Every day as a Cornell student, Dake wrote in the notebook his goal for that season, repeating like Bart Simpson on a chalkboard: become NCAA champion. He usually wrote it more than once a day. Sports Illustrated counted — 2,978 times total.
Dake always met the goal. He became the first (and still only) man to win an NCAA wrestling title in four different weight classes. Dake also did it without taking a redshirt year, finishing his feat in 2013.
Dake has spent the last 11 years pursuing that next goal of winning an Olympic gold medal.
He can complete the task in Paris on Aug. 10 — exactly 12 years after Dake was in the arena crowd in London on the day Jordan Burroughs won gold in the same 74kg division.
Dake, then 21, was at the 2012 Olympics as a training partner for Jake Herbert.
Proud of @alliseeisgold but I'm ready to grab my own
— Kyle Dake (@kyledake444) August 10, 2012
Now age 33, he can become the oldest American to win an Olympic wrestling title.
“Regardless of what happens (in Paris),” said filmmaker Greg Accetta, “his life doesn’t accumulate down to a one-day tournament.”
Accetta, who wrestled at New York University, began following Dake with cameras for that senior year at Cornell and produced a documentary — Four for Four — on the unprecedented NCAA run.
Accetta continued shadowing Dake for much of the last 11 years for another film he plans to finish shooting this summer.
He was there for Dake’s early lows — loss after loss to Burroughs and a 2016 Olympic Trials defeat to J’den Cox surrounded by foot, shoulder and knee surgeries.
The highs: In 2018, Dake made his first world championships team at age 27. He steamrolled through the tournament, becoming the first U.S. man to win an Olympic or world title without surrendering a point in at least 30 years.
Dake finally dethroned Burroughs at the Olympic Trials in 2021.
Then at the Tokyo Games, he lost in the quarterfinals while nursing a physical ailment he declined at the time to divulge. The next day, he rebounded through the repechage bracket to earn bronze.
“I feel like I’m on a really strong trajectory to complete my journey, my story,” Dake told Flowrestling afterward. “Obviously, nothing is perfect. If it was, then I would have won the gold medal.”

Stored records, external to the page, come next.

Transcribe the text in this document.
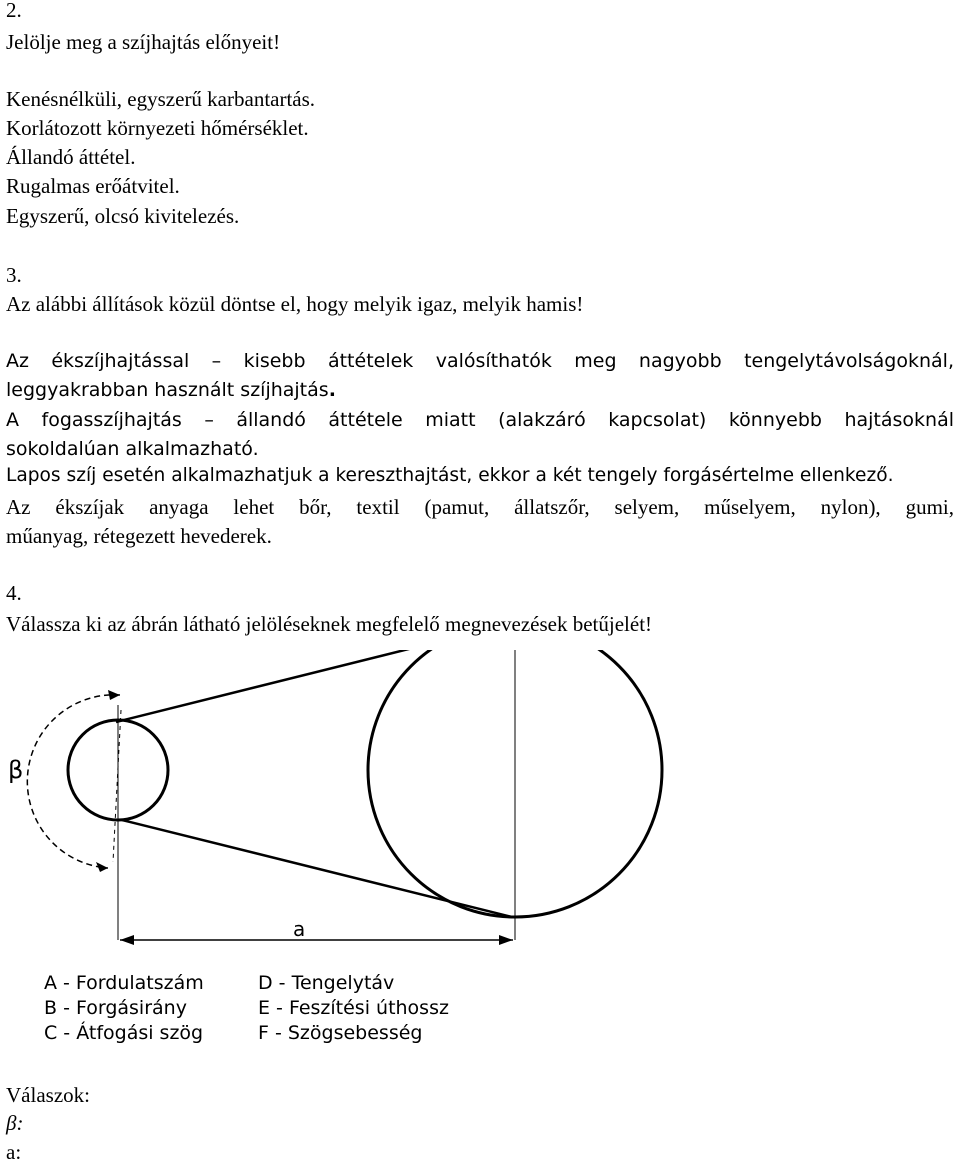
2.
Jelölje meg a szíjhajtás előnyeit!
Kenésnélküli, egyszerű karbantartás.
Korlátozott környezeti hőmérséklet.
Állandó áttétel.
Rugalmas erőátvitel.
Egyszerű, olcsó kivitelezés.
3.
Az alábbi állítások közül döntse el, hogy melyik igaz, melyik hamis!
Az ékszíjhajtással – kisebb áttételek valósíthatók meg nagyobb tengelytávolságoknál,
leggyakrabban használt szíjhajtás.
A fogasszíjhajtás – állandó áttétele miatt (alakzáró kapcsolat) könnyebb hajtásoknál
sokoldalúan alkalmazható.
Lapos szíj esetén alkalmazhatjuk a kereszthajtást, ekkor a két tengely forgásértelme ellenkező.
Az ékszíjak anyaga lehet bőr, textil (pamut, állatszőr, selyem, műselyem, nylon), gumi,
műanyag, rétegezett hevederek.
4.
Válassza ki az ábrán látható jelöléseknek megfelelő megnevezések betűjelét!
β
a
A - Fordulatszám
B - Forgásirány
C - Átfogási szög
D - Tengelytáv
E - Feszítési úthossz
F - Szögsebesség
Válaszok:
β:
a:
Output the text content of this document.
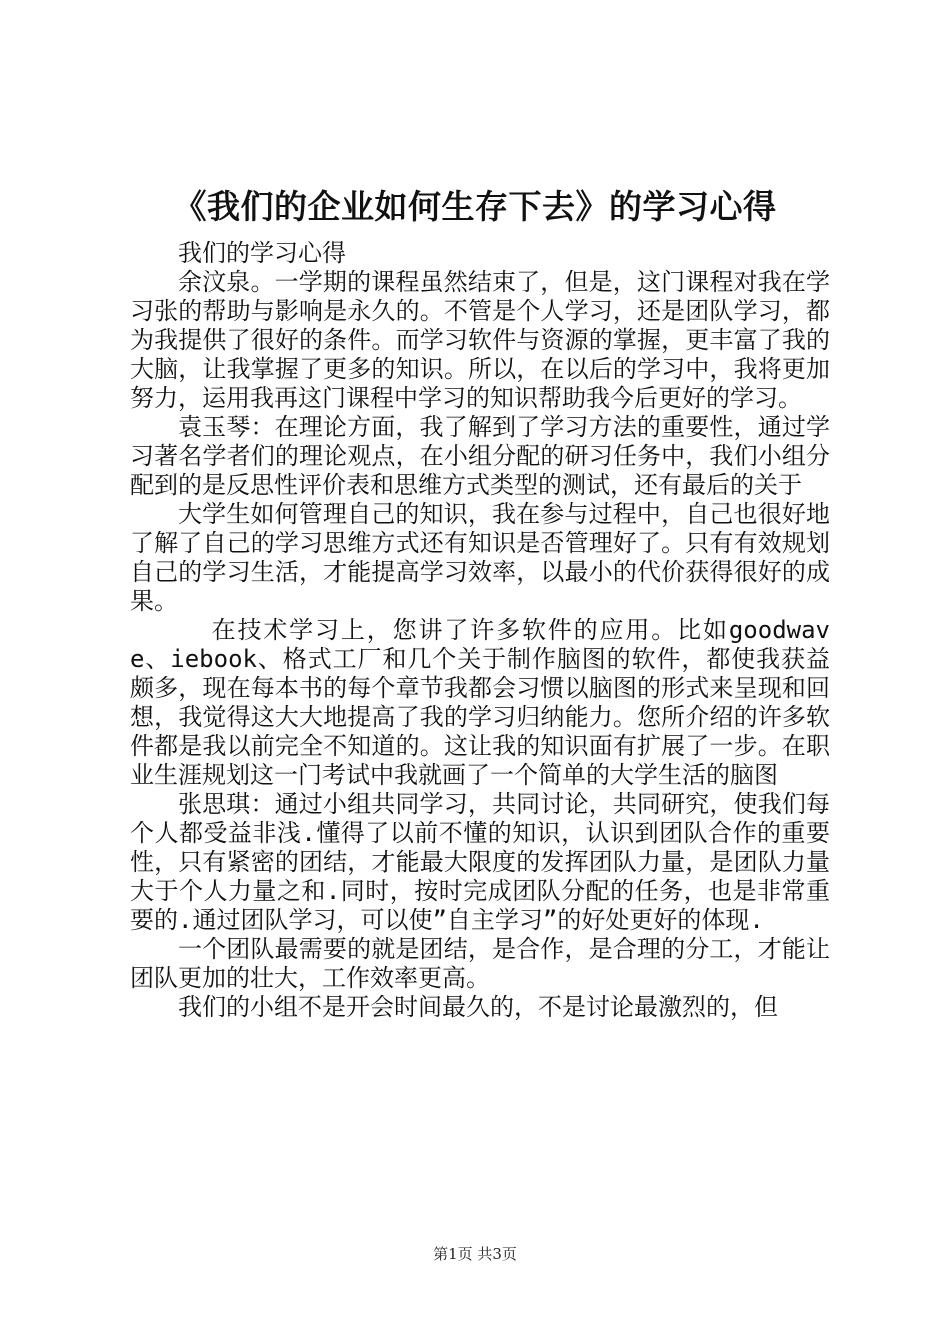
《我们的企业如何生存下去》的学习心得

我们的学习心得

余汶泉。一学期的课程虽然结束了，但是，这门课程对我在学习张的帮助与影响是永久的。不管是个人学习，还是团队学习，都为我提供了很好的条件。而学习软件与资源的掌握，更丰富了我的大脑，让我掌握了更多的知识。所以，在以后的学习中，我将更加努力，运用我再这门课程中学习的知识帮助我今后更好的学习。

袁玉琴：在理论方面，我了解到了学习方法的重要性，通过学习著名学者们的理论观点，在小组分配的研习任务中，我们小组分配到的是反思性评价表和思维方式类型的测试，还有最后的关于

大学生如何管理自己的知识，我在参与过程中，自己也很好地了解了自己的学习思维方式还有知识是否管理好了。只有有效规划自己的学习生活，才能提高学习效率，以最小的代价获得很好的成果。

在技术学习上，您讲了许多软件的应用。比如goodwave、iebook、格式工厂和几个关于制作脑图的软件，都使我获益颇多，现在每本书的每个章节我都会习惯以脑图的形式来呈现和回想，我觉得这大大地提高了我的学习归纳能力。您所介绍的许多软件都是我以前完全不知道的。这让我的知识面有扩展了一步。在职业生涯规划这一门考试中我就画了一个简单的大学生活的脑图

张思琪：通过小组共同学习，共同讨论，共同研究，使我们每个人都受益非浅.懂得了以前不懂的知识，认识到团队合作的重要性，只有紧密的团结，才能最大限度的发挥团队力量，是团队力量大于个人力量之和.同时，按时完成团队分配的任务，也是非常重要的.通过团队学习，可以使”自主学习”的好处更好的体现.

一个团队最需要的就是团结，是合作，是合理的分工，才能让团队更加的壮大，工作效率更高。

我们的小组不是开会时间最久的，不是讨论最激烈的，但

第1页 共3页
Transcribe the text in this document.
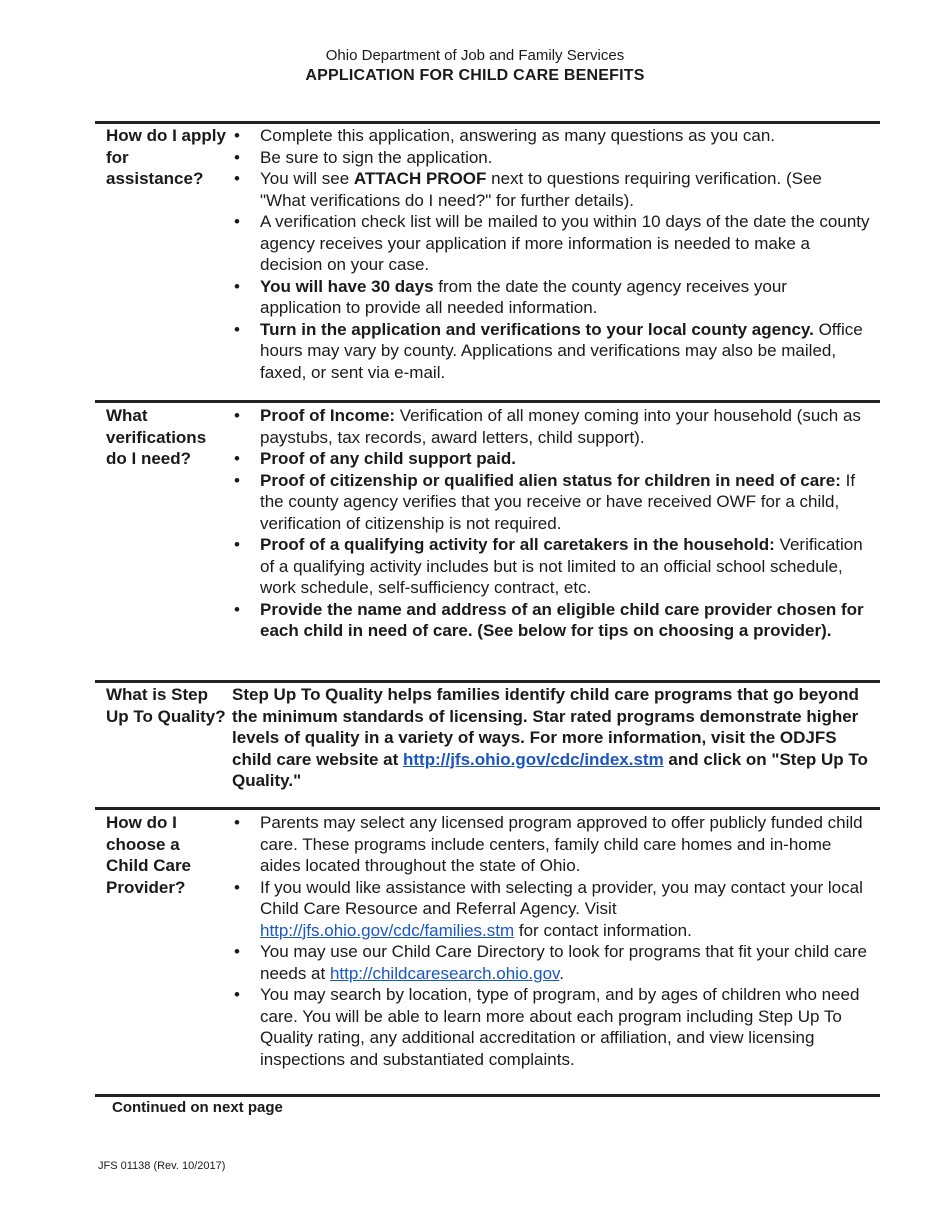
Ohio Department of Job and Family Services
APPLICATION FOR CHILD CARE BENEFITS
How do I apply for assistance?
• Complete this application, answering as many questions as you can.
• Be sure to sign the application.
• You will see ATTACH PROOF next to questions requiring verification. (See "What verifications do I need?" for further details).
• A verification check list will be mailed to you within 10 days of the date the county agency receives your application if more information is needed to make a decision on your case.
• You will have 30 days from the date the county agency receives your application to provide all needed information.
• Turn in the application and verifications to your local county agency. Office hours may vary by county. Applications and verifications may also be mailed, faxed, or sent via e-mail.
What verifications do I need?
• Proof of Income: Verification of all money coming into your household (such as paystubs, tax records, award letters, child support).
• Proof of any child support paid.
• Proof of citizenship or qualified alien status for children in need of care: If the county agency verifies that you receive or have received OWF for a child, verification of citizenship is not required.
• Proof of a qualifying activity for all caretakers in the household: Verification of a qualifying activity includes but is not limited to an official school schedule, work schedule, self-sufficiency contract, etc.
• Provide the name and address of an eligible child care provider chosen for each child in need of care. (See below for tips on choosing a provider).
What is Step Up To Quality?
Step Up To Quality helps families identify child care programs that go beyond the minimum standards of licensing. Star rated programs demonstrate higher levels of quality in a variety of ways. For more information, visit the ODJFS child care website at http://jfs.ohio.gov/cdc/index.stm and click on "Step Up To Quality."
How do I choose a Child Care Provider?
• Parents may select any licensed program approved to offer publicly funded child care. These programs include centers, family child care homes and in-home aides located throughout the state of Ohio.
• If you would like assistance with selecting a provider, you may contact your local Child Care Resource and Referral Agency. Visit http://jfs.ohio.gov/cdc/families.stm for contact information.
• You may use our Child Care Directory to look for programs that fit your child care needs at http://childcaresearch.ohio.gov.
• You may search by location, type of program, and by ages of children who need care. You will be able to learn more about each program including Step Up To Quality rating, any additional accreditation or affiliation, and view licensing inspections and substantiated complaints.
Continued on next page
JFS 01138 (Rev. 10/2017)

Dake earned his third and fourth world titles in 2021 and 2022. He took silver at the 2023 Worlds with a loss to Tokyo Olympic gold medalist Zaurbek Sidakov from Russia in the final. Due to Russia’s invasion of Ukraine, Sidakov will only be able to compete in the Paris Olympics as an independent neutral athlete if cleared by an eligibility panel made up of three IOC members.
On April 11, Dake’s father, Doug, died at age 62 after a weekslong health struggle. Doug, an All-American at Kent State, introduced Kyle to wrestling and coached him in high school.
Dake wrestled at the Olympic Trials nine days after his father’s death and made his second Olympic team.
“It’s the first time that I had to do this without him,” a tearful Dake said. “I just really miss him and wish he was here. I wanted to do him proud, and it’s hard to find the words to say how much he means to me.”
Dake continued, saying his wrestling journey was a shared one with his grandfather, Bob, a longtime wrestling coach who died in 2010, and his dad.
“I’m still carrying the torch,” he said, “and giving myself another chance to go out and try to win that Olympic gold medal.”